Michele Bullock, gubernur Reserve Bank of Australia (RBA), berbicara saat konferensi pers di Sydney, Australia, pada Selasa, 8 Juli 2025.
Bloomberg | Bloomberg | Gambar Getty
Bank sentral Australia pada hari Selasa menaikkan suku bunga acuan untuk kedua kalinya berturut-turut, mendorongnya ke level tertinggi sejak April 2025 sebesar 4,1%, di tengah inflasi yang kaku.
Kenaikan sebesar 25 basis poin sejalan dengan ekspektasi para analis yang disurvei oleh Reuters, dan terjadi ketika inflasi Australia tetap berada di atas batas atas bank sentral sebesar 3%, dan perang di Timur Tengah berisiko menyebabkan kenaikan harga lebih lanjut.
“Meskipun inflasi telah turun secara substansial sejak puncaknya pada tahun 2022, inflasi meningkat secara signifikan pada paruh kedua tahun 2025,” kata Reserve Bank of Australia dalam pernyataannya.
Meskipun perkembangan di Timur Tengah masih sangat tidak menentu, RBA juga mengatakan bahwa hal tersebut kemungkinan akan menambah inflasi global dan domestik. Bank tersebut menambahkan bahwa inflasi kemungkinan akan tetap di atas target untuk “beberapa waktu” dan risikonya semakin condong ke atas, sehingga memerlukan kenaikan suku bunga.
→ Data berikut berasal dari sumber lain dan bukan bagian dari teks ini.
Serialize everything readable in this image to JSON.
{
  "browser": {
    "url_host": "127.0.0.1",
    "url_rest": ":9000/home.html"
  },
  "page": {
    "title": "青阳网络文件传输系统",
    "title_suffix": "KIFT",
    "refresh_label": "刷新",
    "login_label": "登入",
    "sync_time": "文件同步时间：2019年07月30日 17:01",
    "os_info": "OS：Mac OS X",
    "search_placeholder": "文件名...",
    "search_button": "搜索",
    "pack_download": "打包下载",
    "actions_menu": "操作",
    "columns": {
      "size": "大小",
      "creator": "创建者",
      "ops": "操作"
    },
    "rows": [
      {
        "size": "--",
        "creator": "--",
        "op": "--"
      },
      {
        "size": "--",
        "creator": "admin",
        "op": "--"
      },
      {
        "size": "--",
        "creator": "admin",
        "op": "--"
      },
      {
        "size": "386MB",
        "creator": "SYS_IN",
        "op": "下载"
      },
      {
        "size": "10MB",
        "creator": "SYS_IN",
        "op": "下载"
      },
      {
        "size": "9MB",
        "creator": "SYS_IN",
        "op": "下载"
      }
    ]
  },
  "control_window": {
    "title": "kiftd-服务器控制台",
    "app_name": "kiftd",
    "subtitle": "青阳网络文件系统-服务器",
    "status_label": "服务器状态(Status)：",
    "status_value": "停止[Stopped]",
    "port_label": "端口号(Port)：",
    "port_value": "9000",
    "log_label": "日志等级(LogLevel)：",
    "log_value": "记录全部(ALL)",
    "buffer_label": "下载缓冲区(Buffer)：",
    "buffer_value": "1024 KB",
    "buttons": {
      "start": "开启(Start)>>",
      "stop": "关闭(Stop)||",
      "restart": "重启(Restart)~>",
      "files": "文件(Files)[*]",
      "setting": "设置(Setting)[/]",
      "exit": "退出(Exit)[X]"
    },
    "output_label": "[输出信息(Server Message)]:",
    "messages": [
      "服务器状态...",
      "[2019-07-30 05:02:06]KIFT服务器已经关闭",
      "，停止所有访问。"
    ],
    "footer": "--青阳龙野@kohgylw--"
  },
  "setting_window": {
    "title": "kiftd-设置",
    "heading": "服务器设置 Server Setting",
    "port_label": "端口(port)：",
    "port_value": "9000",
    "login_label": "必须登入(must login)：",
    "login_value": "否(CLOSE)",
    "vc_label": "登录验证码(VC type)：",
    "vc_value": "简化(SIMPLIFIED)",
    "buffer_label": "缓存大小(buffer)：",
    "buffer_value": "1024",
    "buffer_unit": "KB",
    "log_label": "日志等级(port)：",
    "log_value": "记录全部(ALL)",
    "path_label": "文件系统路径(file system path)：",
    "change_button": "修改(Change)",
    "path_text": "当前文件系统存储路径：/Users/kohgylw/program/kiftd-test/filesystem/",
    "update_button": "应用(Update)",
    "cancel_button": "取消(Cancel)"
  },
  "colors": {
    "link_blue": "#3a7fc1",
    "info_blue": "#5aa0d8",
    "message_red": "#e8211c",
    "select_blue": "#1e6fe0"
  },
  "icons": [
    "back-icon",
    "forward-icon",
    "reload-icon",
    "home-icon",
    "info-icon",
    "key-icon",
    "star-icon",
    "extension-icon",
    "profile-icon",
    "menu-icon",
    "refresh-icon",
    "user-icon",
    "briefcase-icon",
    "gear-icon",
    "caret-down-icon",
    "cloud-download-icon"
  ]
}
Berbicara kepada CNBC “Squawk Box Asia,” Paul Bloxham, kepala ekonom untuk Australia, Selandia Baru dan komoditas global di HSBC, mengatakan faktor domestik adalah alasan utama di balik langkah tersebut.
“Kesenjangan output positif, inflasi terlalu tinggi saat ini, dan tingkat pengangguran masih cukup rendah,” Bloxham menekankan, seraya mencatat bahwa Australia merupakan salah satu pasar tenaga kerja yang paling ketat secara global, dan inflasi tetap berada di atas target.
Dia mengatakan bahwa karena perang Iran akan terus memicu inflasi di Australia, RBA memutuskan bahwa mereka tidak memiliki “ruang gerak” untuk menunggu dan melihat bagaimana perkembangan global akan terjadi.
Namun keputusan mengenai kenaikan tersebut disetujui oleh mayoritas tipis, dengan lima suara mendukung kenaikan tersebut dan empat suara menentang.
Sentimen dari RBA sejalan dengan kekhawatiran yang dikemukakan oleh Deputi Gubernur Andrew Hauser, yang mengatakan dalam sebuah wawancara pekan lalu bahwa “kita mempunyai masalah dengan inflasi. Ini terlalu tinggi.”
Hauser menyoroti bahwa RBA memperkirakan inflasi akan kembali ke kisaran target 2%-3% pada akhir tahun 2026 atau pada tahun 2027, dan ke titik tengah kisaran target tersebut pada tahun 2028.
Pada bulan Februari, bank sentral memperkirakan inflasi umum akan mencapai puncaknya pada 4,2% pada pertengahan tahun 2026, dan kemudian turun menjadi “sedikit di bawah 3%” pada pertengahan tahun 2027.
Perkiraan ini, kata Hauser, dapat direvisi naik, karena perkiraan tersebut dibuat sebelum guncangan minyak akibat perang Iran.
Inflasi di negara tersebut berada pada angka 3,6% untuk kuartal yang berakhir bulan Desember. Secara bulanan, inflasi berada pada angka 3,8% di bulan Januari, sedikit melampaui ekspektasi sebesar 3,7%.
Pertumbuhan ekonomi di negara ini tetap kuat, dengan PDB kuartal keempat melebihi ekspektasi sebesar 2,6%, memberikan ruang bagi bank sentral untuk mempertahankan suku bunga tetap tinggi.
Australia S&P/ASX200 indeks naik 0,11% setelah keputusan tersebut.